Feeling it. I don't know your situation or anything about your relationship, obviously, but you might want to give some thought about why you seem to have taken responsibility for his affair. I think this might need challenging, you see.
I understand why it happens - unfortunately you even see people writing on here with their beliefs that betrayed partners are somehow to blame for adultery and more still that peddle the belief that affairs only happen in unhappy marriages. I think so many people still think this - and they have a huge investment in clinging to those beliefs because then they can also believe infidelity will never happen to them. That they can "control" whether their partners are unfaithful or not. I was that woman, so I understand it.
When it actually happens to us, amidst all the shock and realisation that we weren't in fact able to control what our husbands did, there is a need to find a reason for why this happened. In doing so, we are hoping that if we somehow behaved differently in future, we can control it happening again. This is, I suspect where you're at. You're finding comfort that you didn't respond enthusiastically to "date nights" and so if you put more effort in now, you will somehow be able to stop infidelity happening again.
But the problem with this is that it doesn't address his behaviour and his choices. Adultery is actually a pretty extreme way of expressing dissatisfaction with a relationship. Does it seem to your logical, rational self an adult, balanced way of expressing discontent? Did it occur to you before all this that he might have an affair? I'll bet it didn't.
One of the reasons I believe my H and I have been able to rebuild was that he never once blamed me or problems in our relationship for his infidelity. He saw this as a problem in him and therefore took himself off to counselling to get to the bottom of his behaviour, which was so inconsistent with the values he'd always cherished. In the final analysis, he told me that he would never be able to do it himself again, let alone me. He set about a difficult journey understanding how his previous traits of emotional retardation, low emotional intelligence and selfishness were in fact the perfect breeding ground for infidelity.
In a nutshell, the changes he made to himself were the most effective methods of preventing his further infidelity. If you've read Not Just Friends, you will see that Shirley Glass helpfully challenges the notion that betrayers weren't "getting enough" from their primary partner and asserts that in reality, they weren't "giving enough" to the relationship.
When my husband had his affair, it would never have occurred to him that he wasn't giving enough, but neither did he think he wasn't getting enough from our relationship. His internal "permission-giving" process for having an affair was therefore not that our marriage was lacking - in fact his justifications were pretty puerile - an escape from the stress he was undergoing at work, an ego boost and an adventure he'd never had before. Even then, it took him 10 months to give himself permission to do this and in order for that permission to be given, it was necessary for him to distance himself from me to create anything like a justification. He freely admits that when the friendship started with OW, we were in such a good place in our marriage that infidelity would have been unthinkable. He therefore needed to weaken our connection in order to do this, but he wasn't aware at the time that this was what he was doing.

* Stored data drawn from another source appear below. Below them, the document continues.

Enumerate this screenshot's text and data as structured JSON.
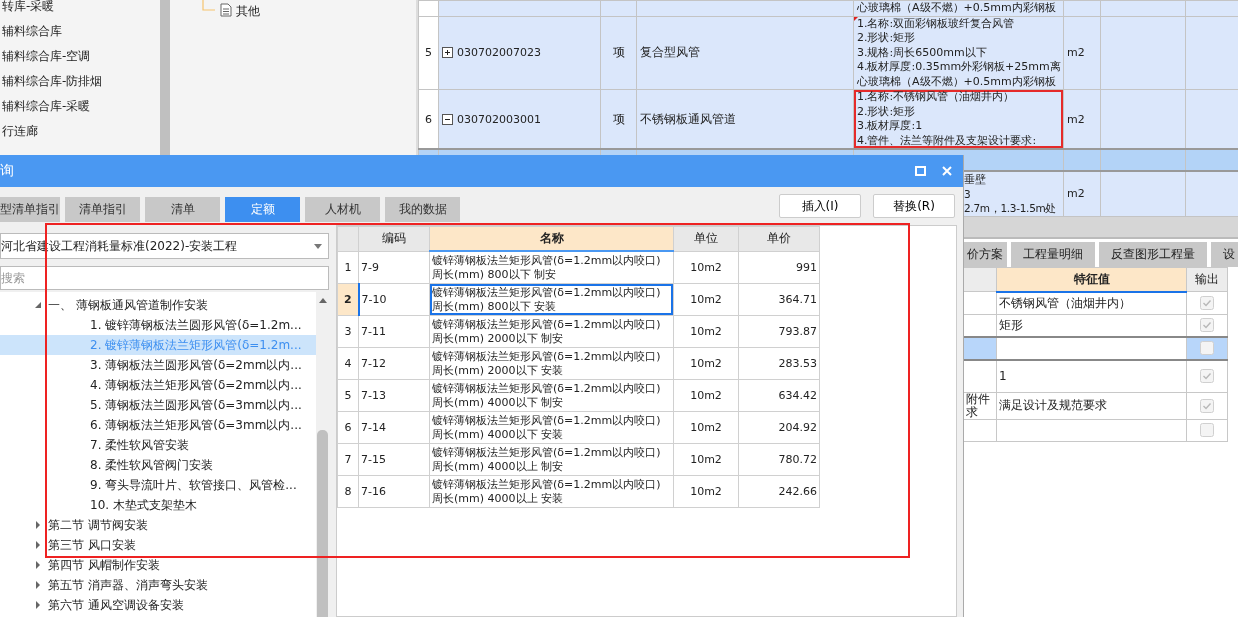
{
  "nav_tree": {
    "items": [
      {
        "label": "转库-采暖"
      },
      {
        "label": "辅料综合库"
      },
      {
        "label": "辅料综合库-空调"
      },
      {
        "label": "辅料综合库-防排烟"
      },
      {
        "label": "辅料综合库-采暖"
      },
      {
        "label": "行连廊"
      }
    ]
  },
  "folder_tree": {
    "items": [
      {
        "label": "其他"
      }
    ]
  },
  "bill_table": {
    "rows": [
      {
        "selected": false,
        "features": [
          "心玻璃棉（A级不燃）+0.5mm内彩钢板"
        ]
      },
      {
        "selected": false,
        "number": "5",
        "code": "030702007023",
        "expanded": false,
        "unit_type": "项",
        "name": "复合型风管",
        "features": [
          "1.名称:双面彩钢板玻纤复合风管",
          "2.形状:矩形",
          "3.规格:周长6500mm以下",
          "4.板材厚度:0.35mm外彩钢板+25mm离",
          "心玻璃棉（A级不燃）+0.5mm内彩钢板"
        ],
        "unit": "m2",
        "commented": true,
        "flagged": false
      },
      {
        "selected": false,
        "number": "6",
        "code": "030702003001",
        "expanded": true,
        "unit_type": "项",
        "name": "不锈钢板通风管道",
        "features": [
          "1.名称:不锈钢风管（油烟井内）",
          "2.形状:矩形",
          "3.板材厚度:1",
          "4.管件、法兰等附件及支架设计要求:"
        ],
        "unit": "m2",
        "commented": false,
        "flagged": true
      },
      {
        "selected": true
      },
      {
        "selected": false,
        "features": [
          "垂壁",
          "3",
          "2.7m，1.3-1.5m处"
        ],
        "unit": "m2"
      }
    ]
  },
  "feature_panel": {
    "tabs": [
      "价方案",
      "工程量明细",
      "反查图形工程量",
      "设"
    ],
    "columns": [
      "特征值",
      "输出"
    ],
    "rows": [
      {
        "selected": false,
        "value": "不锈钢风管（油烟井内）",
        "output": true
      },
      {
        "selected": false,
        "value": "矩形",
        "output": true
      },
      {
        "selected": true,
        "output": false
      },
      {
        "selected": false,
        "value": "1",
        "output": true
      },
      {
        "selected": false,
        "name": [
          "附件",
          "求"
        ],
        "value": "满足设计及规范要求",
        "output": true
      },
      {
        "selected": false,
        "output": false
      }
    ]
  },
  "dialog": {
    "title": "询",
    "annotated": true,
    "tabs": [
      {
        "label": "型清单指引",
        "selected": false
      },
      {
        "label": "清单指引",
        "selected": false
      },
      {
        "label": "清单",
        "selected": false
      },
      {
        "label": "定额",
        "selected": true
      },
      {
        "label": "人材机",
        "selected": false
      },
      {
        "label": "我的数据",
        "selected": false
      }
    ],
    "buttons": [
      "插入(I)",
      "替换(R)"
    ],
    "library": "河北省建设工程消耗量标准(2022)-安装工程",
    "search": {
      "placeholder": "搜索"
    },
    "tree": [
      {
        "label": "一、  薄钢板通风管道制作安装",
        "expanded": true,
        "selected": false,
        "children": [
          {
            "label": "1. 镀锌薄钢板法兰圆形风管(δ=1.2m...",
            "selected": false
          },
          {
            "label": "2. 镀锌薄钢板法兰矩形风管(δ=1.2m...",
            "selected": true
          },
          {
            "label": "3. 薄钢板法兰圆形风管(δ=2mm以内...",
            "selected": false
          },
          {
            "label": "4. 薄钢板法兰矩形风管(δ=2mm以内...",
            "selected": false
          },
          {
            "label": "5. 薄钢板法兰圆形风管(δ=3mm以内...",
            "selected": false
          },
          {
            "label": "6. 薄钢板法兰矩形风管(δ=3mm以内...",
            "selected": false
          },
          {
            "label": "7. 柔性软风管安装",
            "selected": false
          },
          {
            "label": "8. 柔性软风管阀门安装",
            "selected": false
          },
          {
            "label": "9. 弯头导流叶片、软管接口、风管检...",
            "selected": false
          },
          {
            "label": "10. 木垫式支架垫木",
            "selected": false
          }
        ]
      },
      {
        "label": "第二节 调节阀安装",
        "expanded": false,
        "selected": false
      },
      {
        "label": "第三节 风口安装",
        "expanded": false,
        "selected": false
      },
      {
        "label": "第四节 风帽制作安装",
        "expanded": false,
        "selected": false
      },
      {
        "label": "第五节 消声器、消声弯头安装",
        "expanded": false,
        "selected": false
      },
      {
        "label": "第六节 通风空调设备安装",
        "expanded": false,
        "selected": false
      }
    ],
    "table": {
      "columns": [
        "编码",
        "名称",
        "单位",
        "单价"
      ],
      "rows": [
        {
          "number": "1",
          "code": "7-9",
          "name": "镀锌薄钢板法兰矩形风管(δ=1.2mm以内咬口)周长(mm) 800以下 制安",
          "unit": "10m2",
          "price": "991",
          "selected": false
        },
        {
          "number": "2",
          "code": "7-10",
          "name": "镀锌薄钢板法兰矩形风管(δ=1.2mm以内咬口)周长(mm) 800以下 安装",
          "unit": "10m2",
          "price": "364.71",
          "selected": true
        },
        {
          "number": "3",
          "code": "7-11",
          "name": "镀锌薄钢板法兰矩形风管(δ=1.2mm以内咬口)周长(mm) 2000以下 制安",
          "unit": "10m2",
          "price": "793.87",
          "selected": false
        },
        {
          "number": "4",
          "code": "7-12",
          "name": "镀锌薄钢板法兰矩形风管(δ=1.2mm以内咬口)周长(mm) 2000以下 安装",
          "unit": "10m2",
          "price": "283.53",
          "selected": false
        },
        {
          "number": "5",
          "code": "7-13",
          "name": "镀锌薄钢板法兰矩形风管(δ=1.2mm以内咬口)周长(mm) 4000以下 制安",
          "unit": "10m2",
          "price": "634.42",
          "selected": false
        },
        {
          "number": "6",
          "code": "7-14",
          "name": "镀锌薄钢板法兰矩形风管(δ=1.2mm以内咬口)周长(mm) 4000以下 安装",
          "unit": "10m2",
          "price": "204.92",
          "selected": false
        },
        {
          "number": "7",
          "code": "7-15",
          "name": "镀锌薄钢板法兰矩形风管(δ=1.2mm以内咬口)周长(mm) 4000以上 制安",
          "unit": "10m2",
          "price": "780.72",
          "selected": false
        },
        {
          "number": "8",
          "code": "7-16",
          "name": "镀锌薄钢板法兰矩形风管(δ=1.2mm以内咬口)周长(mm) 4000以上 安装",
          "unit": "10m2",
          "price": "242.66",
          "selected": false
        }
      ]
    }
  }
}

It is natural for us betrayed to look for faults in ourselves and the marriage - and despite what I've said above, I can see how our marriage is infinitely better and richer than it was pre-affair. But we can both see now with absolute clarity that as soon as my H started giving more - specifically emotional honesty and selflessness, I responded in kind.

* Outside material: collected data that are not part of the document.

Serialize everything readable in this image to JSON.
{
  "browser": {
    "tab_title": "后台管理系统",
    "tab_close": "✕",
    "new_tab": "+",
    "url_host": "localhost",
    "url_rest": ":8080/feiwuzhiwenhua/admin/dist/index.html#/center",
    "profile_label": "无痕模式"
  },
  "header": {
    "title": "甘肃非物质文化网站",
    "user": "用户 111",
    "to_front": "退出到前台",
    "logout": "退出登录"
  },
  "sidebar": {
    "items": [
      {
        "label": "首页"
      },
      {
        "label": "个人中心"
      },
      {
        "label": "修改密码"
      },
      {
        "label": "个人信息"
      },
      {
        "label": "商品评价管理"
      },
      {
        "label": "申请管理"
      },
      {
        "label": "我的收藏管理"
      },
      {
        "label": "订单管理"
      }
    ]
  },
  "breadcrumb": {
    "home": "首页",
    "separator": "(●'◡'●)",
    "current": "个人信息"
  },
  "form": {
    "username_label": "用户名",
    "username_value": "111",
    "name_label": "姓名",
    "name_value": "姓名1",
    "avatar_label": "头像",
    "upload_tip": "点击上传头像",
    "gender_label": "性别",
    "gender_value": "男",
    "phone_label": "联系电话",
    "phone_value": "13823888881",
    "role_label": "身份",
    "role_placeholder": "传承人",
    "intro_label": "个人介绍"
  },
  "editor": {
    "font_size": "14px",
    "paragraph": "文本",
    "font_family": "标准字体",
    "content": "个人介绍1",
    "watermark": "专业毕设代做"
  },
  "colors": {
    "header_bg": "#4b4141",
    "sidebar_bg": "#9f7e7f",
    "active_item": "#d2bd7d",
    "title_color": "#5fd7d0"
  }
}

You tell us that things were wonderful before he went into therapy and met OW. Trust that memory. Yes, I do think your H is re-writing history and is trying to evade responsibility for what were ultimately his choices. A really good counsellor (Oh, if only you were seeing Shirley Glass or Frank Pittman) would be able to see through what he is doing and confront his behaviour. The counsellor is colluding with this and so yes, I do think you need to ask the counsellor how much experience they have of infidelity therapy and also what their own views are on why affairs happen. If you get any sense that they lack proper experience or have beliefs that affairs are always a sign that a relationship is not working, then find another counsellor.
If you don't believe me, have a look at the thread about women having affairs - notice the justifications they give for why they are being unfaithful. Not one of them is introspective enough to wonder whether they are somehow lacking in themselves to choose behaviour that they fundamentally believe to be wrong and destructive. It's much safer - and less challenging - to believe that they aren't "getting enough" from their primary relationships, when I would rather they question any narcissistic traits they might have, what they haven't been "giving" and indeed, why they haven't left their relationships before embarking on their affairs.

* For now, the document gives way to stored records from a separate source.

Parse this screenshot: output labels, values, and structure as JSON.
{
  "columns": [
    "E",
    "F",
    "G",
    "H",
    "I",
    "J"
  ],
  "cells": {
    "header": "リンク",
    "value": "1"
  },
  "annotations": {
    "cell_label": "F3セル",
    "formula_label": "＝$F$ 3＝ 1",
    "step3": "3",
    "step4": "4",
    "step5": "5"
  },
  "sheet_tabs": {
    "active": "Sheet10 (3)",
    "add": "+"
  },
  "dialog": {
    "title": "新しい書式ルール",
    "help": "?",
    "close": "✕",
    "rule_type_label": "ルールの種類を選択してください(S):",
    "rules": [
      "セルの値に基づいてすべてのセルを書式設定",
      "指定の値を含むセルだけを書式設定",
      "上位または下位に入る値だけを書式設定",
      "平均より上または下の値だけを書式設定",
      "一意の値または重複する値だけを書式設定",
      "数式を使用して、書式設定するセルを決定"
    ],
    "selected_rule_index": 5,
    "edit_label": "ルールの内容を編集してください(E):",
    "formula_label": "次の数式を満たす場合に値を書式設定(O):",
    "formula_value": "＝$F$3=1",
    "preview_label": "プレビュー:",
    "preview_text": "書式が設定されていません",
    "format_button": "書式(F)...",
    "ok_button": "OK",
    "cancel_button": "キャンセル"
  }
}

Then consider the people we all know who are repeatedly unfaithful, within the same relationship, or in successive ones. Is it really plausible that in all their relationships, they weren't getting enough from their partner and this led them to seek comfort from elsewhere. Or is it more plausible that there is a weakness in them and that this is, in fact, the common denominator? The problem is with the infidel, not their partners. Until they address this, they will go on repeating the same mistakes.
Your H is the one who has behaved destructively. Ignoring such an extreme behaviour choice as infidelity will not help you move on as a couple.